Coder's Cat

KMP String Search Algorithm

2020-05-10

Explaination of Knuth–Morris–Pratt string-searching algorithm (or KMP).

file:img/2020_05_10_kmp-string-search.org_20200510_135023.png

Knuth–Morris–Pratt string-searching algorithm (or KMP algorithm) is a string search algorithm.

It’s named with the combined names of authors and first published at 1970.

KMP algorithm is elegant and efficient. Give any text and pattern, the overall time complexity is O(M+N), where M is the length of text and N is the length of pattern.

To understanding KMP, we need to explain with naive string search algorithm and prefix string.

Naive string search algorithm

Naive string search has two loops, we iterate each index from text and check each substring with pattern.

The overall time complexity is O(M*N).

int naive_search(char* s, char* p) {
int sl = strlen(s);
int pl = strlen(p);
int i = 0;
int j = 0;
while (i < sl && j < pl) {
if (s[i] == p[j]) {
i++;
j++;
} else {
i = i - j + 1;
j = 0; // Fallback to the beginning of pattern
}
}
return j == pl ? (i-j) : (-1);
}

The drawback of naïve algorithm is we fallback to the beginning of pattern every time. It will perform badly for such an input:

text    : a a a d e d f
pattern : a a a c

loop #1 : a a a c
loop #2 : a a a c
loop #3 : a a a c

Each time we checked almost all the characters of pattern, but the last one is different, and then we restart the checking process from the beginning.

How to solve this issue?

Prefix and suffix string sets

To understand how to optimize naive string search, we need to know what is the common prefix and suffix substring.

Given any string, a prefix string set is a set contains all the prefix substring of it.

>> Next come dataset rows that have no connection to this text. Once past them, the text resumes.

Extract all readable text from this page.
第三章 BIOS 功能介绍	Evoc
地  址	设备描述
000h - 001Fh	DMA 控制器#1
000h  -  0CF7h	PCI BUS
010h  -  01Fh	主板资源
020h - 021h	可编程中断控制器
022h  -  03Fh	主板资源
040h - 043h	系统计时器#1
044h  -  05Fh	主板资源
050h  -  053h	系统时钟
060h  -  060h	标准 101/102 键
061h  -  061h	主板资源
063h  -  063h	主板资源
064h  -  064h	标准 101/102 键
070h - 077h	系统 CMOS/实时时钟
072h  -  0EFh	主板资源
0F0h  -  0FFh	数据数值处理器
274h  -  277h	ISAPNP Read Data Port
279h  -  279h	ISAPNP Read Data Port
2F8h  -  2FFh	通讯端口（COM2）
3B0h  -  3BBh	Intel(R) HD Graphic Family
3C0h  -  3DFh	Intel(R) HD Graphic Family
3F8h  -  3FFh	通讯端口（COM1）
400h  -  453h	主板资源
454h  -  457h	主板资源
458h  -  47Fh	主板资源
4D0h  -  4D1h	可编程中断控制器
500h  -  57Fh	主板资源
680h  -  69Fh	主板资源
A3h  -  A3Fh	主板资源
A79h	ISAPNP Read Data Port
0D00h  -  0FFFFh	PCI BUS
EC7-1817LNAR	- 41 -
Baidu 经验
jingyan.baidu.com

For example, the pefix string set of “hello” is:

{ "h", "he", "hel", "hell"}

Suffix string set is similar but only contains suffix sub-string, for “hello”:

{ "o", "ol", "llo", "ello"}

With these two sets, we could get the longest length of common string in two sets. For example:

text: "ababab"
Prefix set: { "a", "ab", "aba", "abab", "ababa" }
Suffix set: { "b", "ab", "bab", "abab", "babab" }

Longest common string length: length("abab") => 4

How to use a common string of prefix and suffix substring to make string search quicker?

For each index of pattern, we build a table which contains the longest length of current substring.

For pattern “ccca”, the table is:

file:img/2020_05_10_kmp-string-search.org_20200510_133533.png

With text input text of “ccccccccca”, we can skip some part of pattern:

file:img/kmp-s1.gif

We even can skip multiple characters from pattern. Given the text of “ababababca”, let’s search the pattern of “abababca”:

file:img/kmp-s2.gif

KMP algorithm

With all above explaination, we can figure out KMP is similar with naive string search algorithm, but with an optimization of next table. We use next table to skip prefix parts of pattern:

void getNext(char* p, int* next){
int i = 0, j = -1;
next[0] = -1;
while (i < strlen(p)) {
if (j == -1 || p[i] == p[j]) {
++i;
++j;
next[i] = j;
}
else j = next[j];
}
}

int KMP(char* text, char* pattern) {
int lt = strlen(text);
int lp = strlen(pattern);
int i = 0;
int j = 0;

int next[lp + 1];
getNext(pattern, next);

while (i < lt && j < lp) {
if (j == -1 || text[i] == pattern[j]) {
i++;
j++;
}
else j = next[j];
}
if (j == lp) return i - j;
return -1;
}


int main() {
char* text = strdup("ababababca");
char* pattern = strdup("abababca");
printf("res: %d\n", KMP(text, pattern));
return 0;
}